À la veille de l’entrée en vigueur du cessez-le-feu annoncé sous l’égide du président angolais João Lourenço, de nombreuses zones d’ombre subsistent.
Selon Claudel Lubaya, ancien député national et figure politique de la République démocratique du Congo, des interrogations demeurent quant à la cohérence du processus et à la capacité de la médiation à s’imposer comme une autorité forte, impartiale, capable de définir et de faire respecter une ligne claire par toutes les parties concernées.
« La première question concerne la base juridique et politique du mandat de l’Angola. De quelle instance ce mandat procède-t-il ? Est-il le fruit d’une décision formelle de l’Union africaine, d’une organisation régionale, ou d’un mécanisme ad hoc ? La nature, l’étendue et les limites de ce mandat doivent être clairement établies. Car la force d’une médiation repose avant tout sur la clarté de sa légitimité. Quel est le degré réel d’indépendance de la médiation angolaise vis-à-vis du gouvernement de Kinshasa ? Cette médiation agit-elle dans le strict cadre d’un mandat institutionnel clairement défini (par quelle instance ?), ou s’inscrit-elle dans une dynamique d’ententes politiques préalables entre chefs d’État ? La question mérite d’être posée, car toute médiation crédible repose sur une neutralité incontestable », a déclaré Claudel Lubaya dans un communiqué.
Il explique que, dans l’hypothèse où le président angolais agirait sur la base d’un mandat issu d’un cadre ad hoc impliquant certaines parties prenantes directement concernées par le conflit, une telle configuration soulèverait des interrogations légitimes et risquerait d’éroder les garanties d’impartialité et d’équilibre indispensables à la réussite de la mission.
« En tout état de cause, la question de l’impartialité constitue un autre enjeu central du futur dialogue entre Congolais. La médiation doit être perçue comme pleinement indépendante et strictement équidistante des parties en conflit.

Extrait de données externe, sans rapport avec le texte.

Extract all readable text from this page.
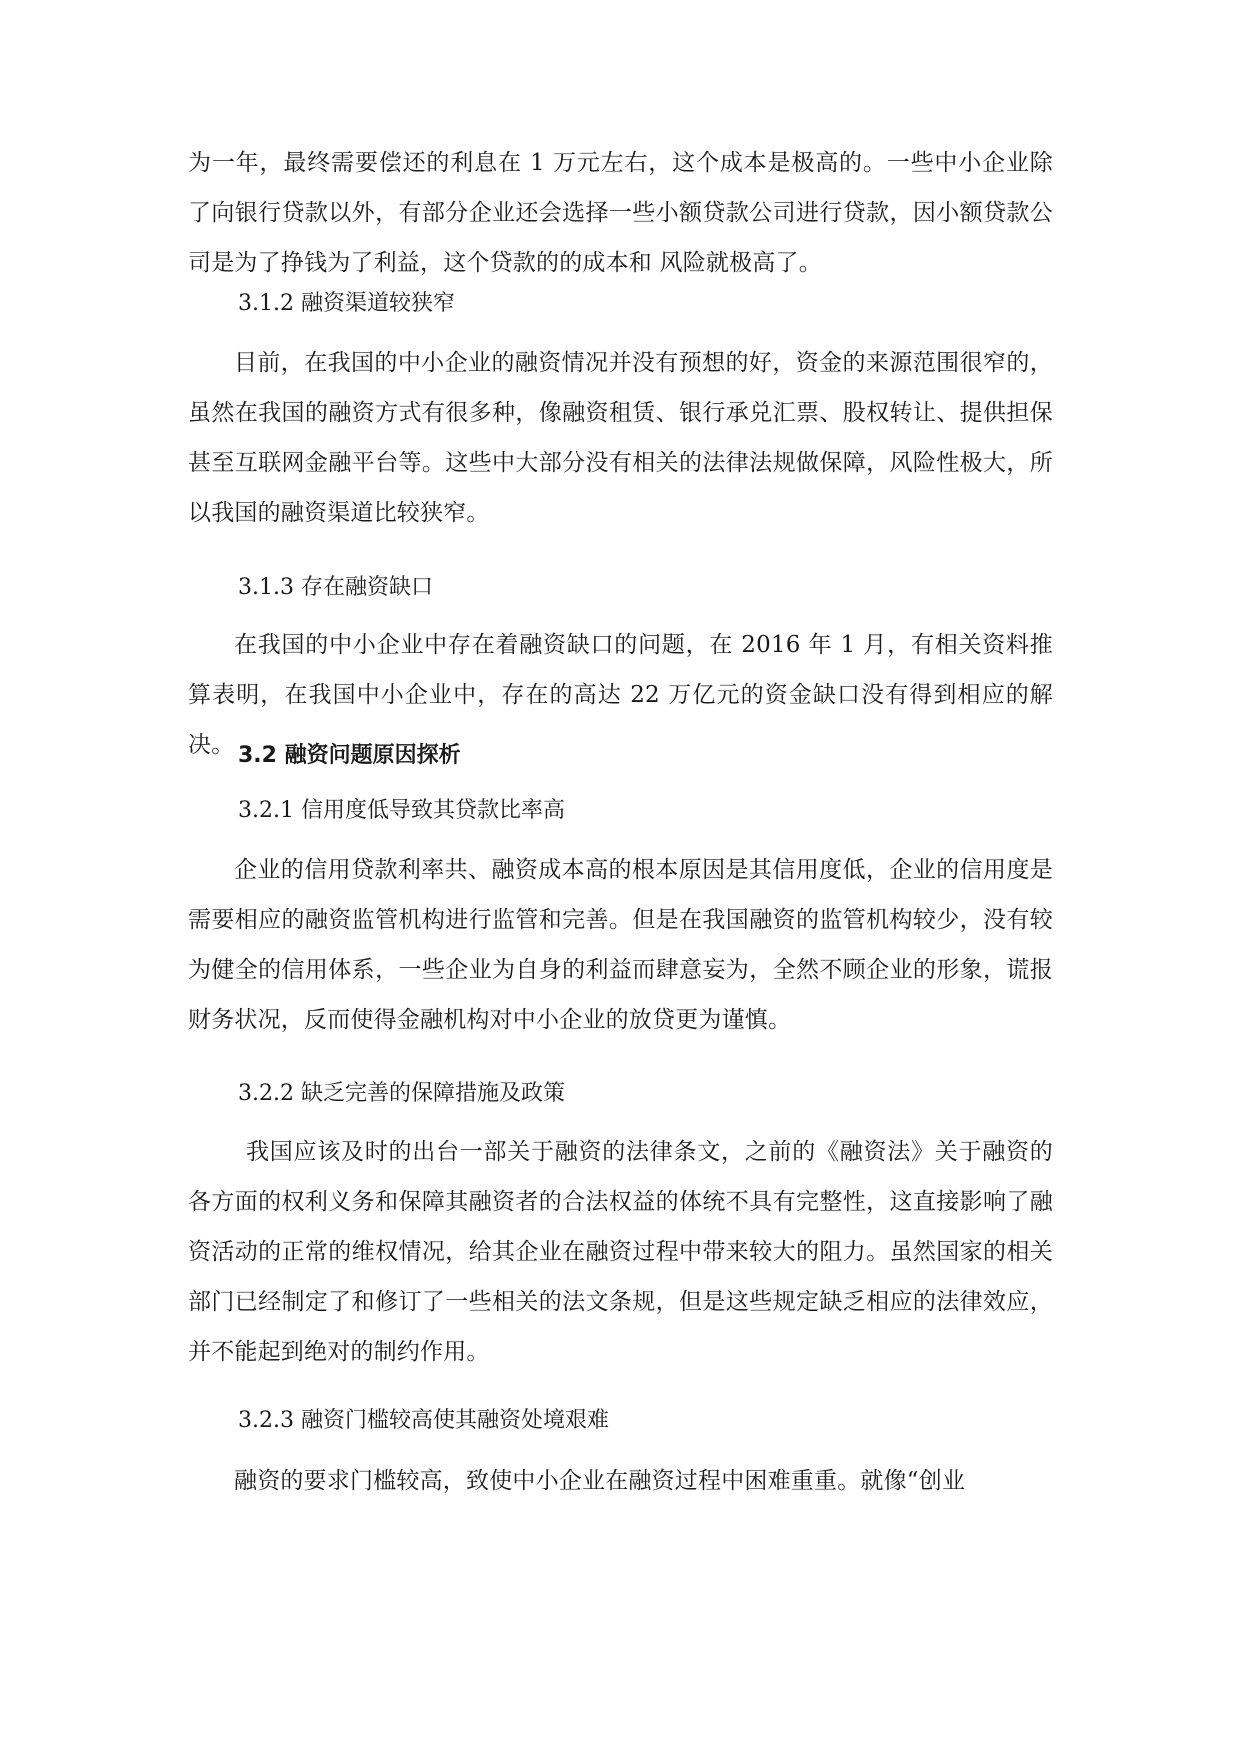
为一年，最终需要偿还的利息在 1 万元左右，这个成本是极高的。一些中小企业除了向银行贷款以外，有部分企业还会选择一些小额贷款公司进行贷款，因小额贷款公司是为了挣钱为了利益，这个贷款的的成本和 风险就极高了。

3.1.2 融资渠道较狭窄

目前，在我国的中小企业的融资情况并没有预想的好，资金的来源范围很窄的，虽然在我国的融资方式有很多种，像融资租赁、银行承兑汇票、股权转让、提供担保甚至互联网金融平台等。这些中大部分没有相关的法律法规做保障，风险性极大，所以我国的融资渠道比较狭窄。

3.1.3 存在融资缺口

在我国的中小企业中存在着融资缺口的问题，在 2016 年 1 月，有相关资料推算表明，在我国中小企业中，存在的高达 22 万亿元的资金缺口没有得到相应的解决。 3.2 融资问题原因探析

3.2.1 信用度低导致其贷款比率高

企业的信用贷款利率共、融资成本高的根本原因是其信用度低，企业的信用度是需要相应的融资监管机构进行监管和完善。但是在我国融资的监管机构较少，没有较为健全的信用体系，一些企业为自身的利益而肆意妄为，全然不顾企业的形象，谎报财务状况，反而使得金融机构对中小企业的放贷更为谨慎。

3.2.2 缺乏完善的保障措施及政策

我国应该及时的出台一部关于融资的法律条文，之前的《融资法》关于融资的各方面的权利义务和保障其融资者的合法权益的体统不具有完整性，这直接影响了融资活动的正常的维权情况，给其企业在融资过程中带来较大的阻力。虽然国家的相关部门已经制定了和修订了一些相关的法文条规，但是这些规定缺乏相应的法律效应，并不能起到绝对的制约作用。

3.2.3 融资门槛较高使其融资处境艰难

融资的要求门槛较高，致使中小企业在融资过程中困难重重。就像“创业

Si elle s’inscrit dans un cadre où certaines parties exercent une influence directe ou indirecte sur son orientation, sa crédibilité s’en trouverait fragilisée, compromettant ainsi la confiance indispensable à l’instauration d’un dialogue sincère et à l’aboutissement d’une solution durable », a renchéri le président de l’Union des démocrates africains (UDA).
Par ailleurs, des interrogations légitimes subsistent quant au devenir du processus de Doha, qui avait engagé plusieurs acteurs dans une dynamique structurée de dialogue.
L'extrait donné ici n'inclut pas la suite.